Rate Cuts, Recession Risk and the S&P 500 Playbook

Each time traders revise their bets on Federal Reserve rate cuts, the S&P 500 moves almost instantly. It is easy to treat those reactions as noise. History suggests they are anything but. In past cycles, the pattern of Fed easing has had a clear, if uneven, relationship with how US equities behave.

J.P. Morgan’s long-run “Guide to the Markets” charts show that, over the past 25 years, the S&P 500 has tended to struggle in the months immediately before and after the first rate cut, especially when cuts arrive in response to deteriorating growth rather than a soft landing. Equities often rally into the first move on anticipation of easier policy, then wobble as investors reassess what the cut signals about underlying economic momentum. Where the cycle goes next has mattered more than the cut itself: in “mid‑cycle” easing episodes where growth stayed intact, the S&P eventually went on to post solid returns; in recession‑driven easing cycles, initial rallies faded into deeper drawdowns as earnings fell faster than discount rates.

Today’s starting point is uncomfortable. Valuations are elevated, with forward P/Es in the low 20s, and the index is near all‑time highs. At the same time, Fed funds futures still price a series of cuts through late 2026, on the assumption that inflation will continue to moderate without a severe downturn. That consensus effectively prices in a “Goldilocks” easing path: enough cuts to support valuations and refinancing, but not so many that they signal a major earnings shock.

The playbook from past cycles suggests two broad risks:

  • If growth slows more sharply than expected and the Fed is forced into faster or deeper cuts, the equity market may need to digest both lower earnings and a repricing of credit risk, even as discounted cash‑flow models would say lower rates are supportive.

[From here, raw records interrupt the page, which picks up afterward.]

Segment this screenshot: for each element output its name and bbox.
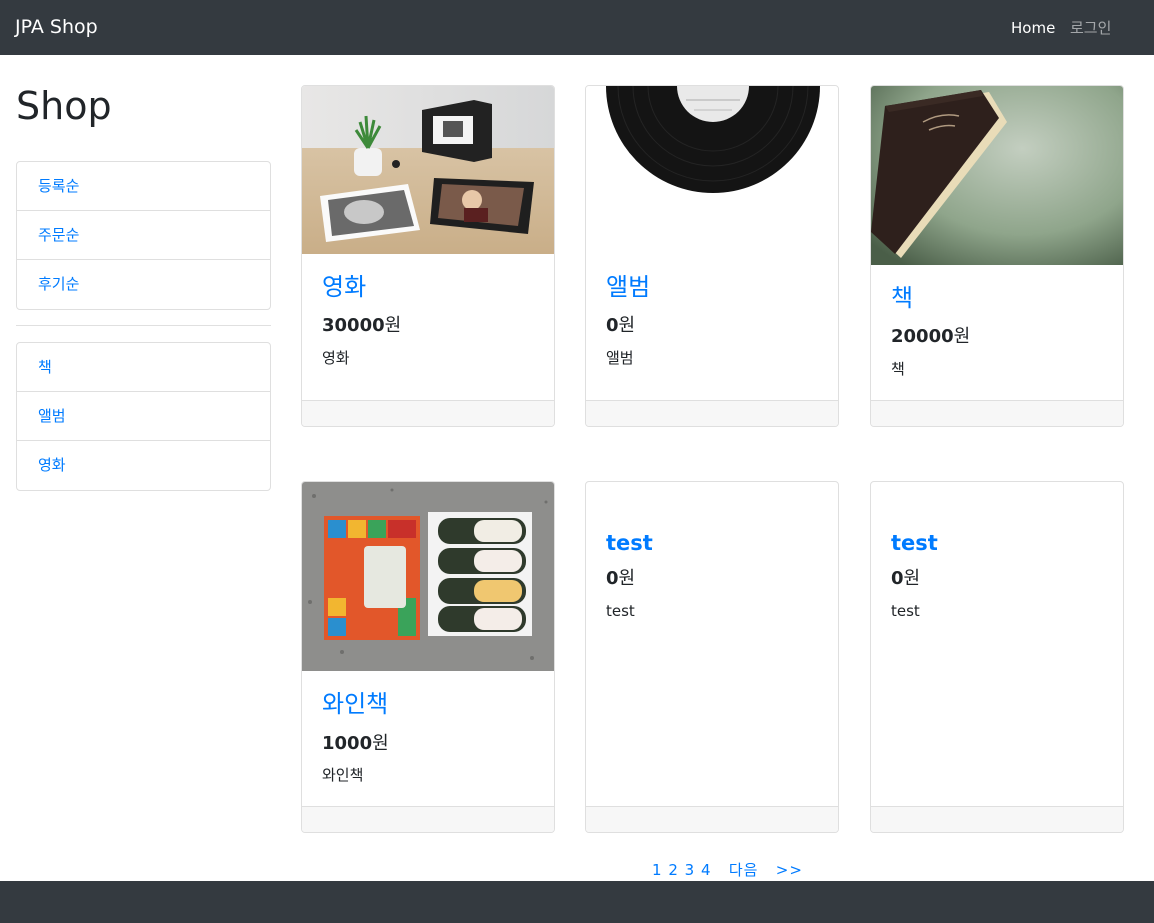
card-footer: [586, 400, 838, 426]
category-item-book[interactable]: 책: [17, 343, 270, 392]
footer: [0, 881, 1154, 923]
product-description: 와인책: [322, 766, 364, 784]
pagination: 1 2 3 4 다음 >>: [652, 859, 803, 881]
price-value: 0: [891, 568, 904, 589]
product-title[interactable]: 와인책: [322, 688, 388, 720]
product-card-test-2[interactable]: test 0원 test: [870, 481, 1124, 833]
product-description: 앨범: [606, 349, 634, 367]
vinyl-record-image[interactable]: [586, 86, 838, 196]
product-title[interactable]: 책: [891, 282, 913, 314]
product-card-movie[interactable]: 영화 30000원 영화: [301, 85, 555, 427]
product-card-album[interactable]: 앨범 0원 앨범: [585, 85, 839, 427]
old-book-image[interactable]: [871, 86, 1123, 265]
card-footer: [302, 806, 554, 832]
next-page-link[interactable]: 다음: [729, 861, 759, 879]
product-title[interactable]: 영화: [322, 271, 366, 303]
product-description: test: [891, 602, 920, 620]
price-value: 20000: [891, 326, 954, 347]
movie-photo-album-image[interactable]: [302, 86, 554, 254]
price-value: 0: [606, 568, 619, 589]
product-card-book[interactable]: 책 20000원 책: [870, 85, 1124, 427]
price-currency: 원: [903, 568, 921, 589]
product-description: 영화: [322, 349, 350, 367]
category-item-album[interactable]: 앨범: [17, 392, 270, 441]
product-description: test: [606, 602, 635, 620]
sort-item-reviews[interactable]: 후기순: [17, 260, 270, 309]
product-description: 책: [891, 360, 905, 378]
product-title[interactable]: 앨범: [606, 271, 650, 303]
product-price: 30000원: [322, 313, 401, 339]
category-list: 책 앨범 영화: [16, 342, 271, 491]
sort-item-registered[interactable]: 등록순: [17, 162, 270, 211]
price-currency: 원: [953, 326, 971, 347]
product-price: 0원: [606, 313, 635, 339]
page-title: Shop: [16, 84, 112, 128]
nav-link-login[interactable]: 로그인: [1070, 17, 1111, 39]
price-currency: 원: [618, 315, 636, 336]
page-link-3[interactable]: 3: [685, 861, 696, 879]
product-card-wine-book[interactable]: 와인책 1000원 와인책: [301, 481, 555, 833]
product-title[interactable]: test: [891, 527, 938, 559]
page-link-2[interactable]: 2: [668, 861, 679, 879]
price-currency: 원: [618, 568, 636, 589]
price-currency: 원: [372, 733, 389, 754]
card-footer: [871, 400, 1123, 426]
price-value: 1000: [322, 733, 373, 754]
wine-gift-box-image[interactable]: [302, 482, 554, 671]
navbar: JPA Shop Home 로그인: [0, 0, 1154, 55]
sort-list: 등록순 주문순 후기순: [16, 161, 271, 310]
card-footer: [302, 400, 554, 426]
product-price: 0원: [891, 566, 920, 592]
category-item-movie[interactable]: 영화: [17, 441, 270, 490]
page-link-4[interactable]: 4: [701, 861, 712, 879]
product-price: 1000원: [322, 731, 389, 757]
product-title[interactable]: test: [606, 527, 653, 559]
page-link-1[interactable]: 1: [652, 861, 663, 879]
card-footer: [586, 806, 838, 832]
product-price: 20000원: [891, 324, 970, 350]
brand-link[interactable]: JPA Shop: [15, 14, 98, 41]
product-price: 0원: [606, 566, 635, 592]
sidebar-divider: [16, 325, 271, 326]
nav-link-home[interactable]: Home: [1011, 17, 1055, 39]
price-value: 0: [606, 315, 619, 336]
price-currency: 원: [384, 315, 402, 336]
price-value: 30000: [322, 315, 385, 336]
last-page-link[interactable]: >>: [776, 861, 803, 879]
product-card-test-1[interactable]: test 0원 test: [585, 481, 839, 833]
sort-item-orders[interactable]: 주문순: [17, 211, 270, 260]
card-footer: [871, 806, 1123, 832]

  • If inflation proves stickier and the Fed cuts more slowly or less than priced, real yields could stay higher for longer, putting pressure on valuation multiples even if headline earnings hold up.

Sector behaviour has also shown consistent patterns. In previous easing phases, rate‑sensitive sectors such as small caps, financials and cyclicals have often led after the first cut in soft‑landing scenarios, while defensives, staples and healthcare have held up better when cuts coincided with or foreshadowed recession. The current cycle adds an extra complication: the S&P 500’s earnings and returns are unusually concentrated in AI-linked megacaps, so the index may not track the “average” stock’s response to rates as closely as in prior episodes.

For 2026, the lesson from history is less about predicting the exact path of Fed policy and more about recognising that “rate cuts” are not a single, bullish event. Whether they eventually support or undermine S&P 500 returns depends on why they happen, how quickly they come, and how they interact with already high valuations and concentrated sources of earnings growth.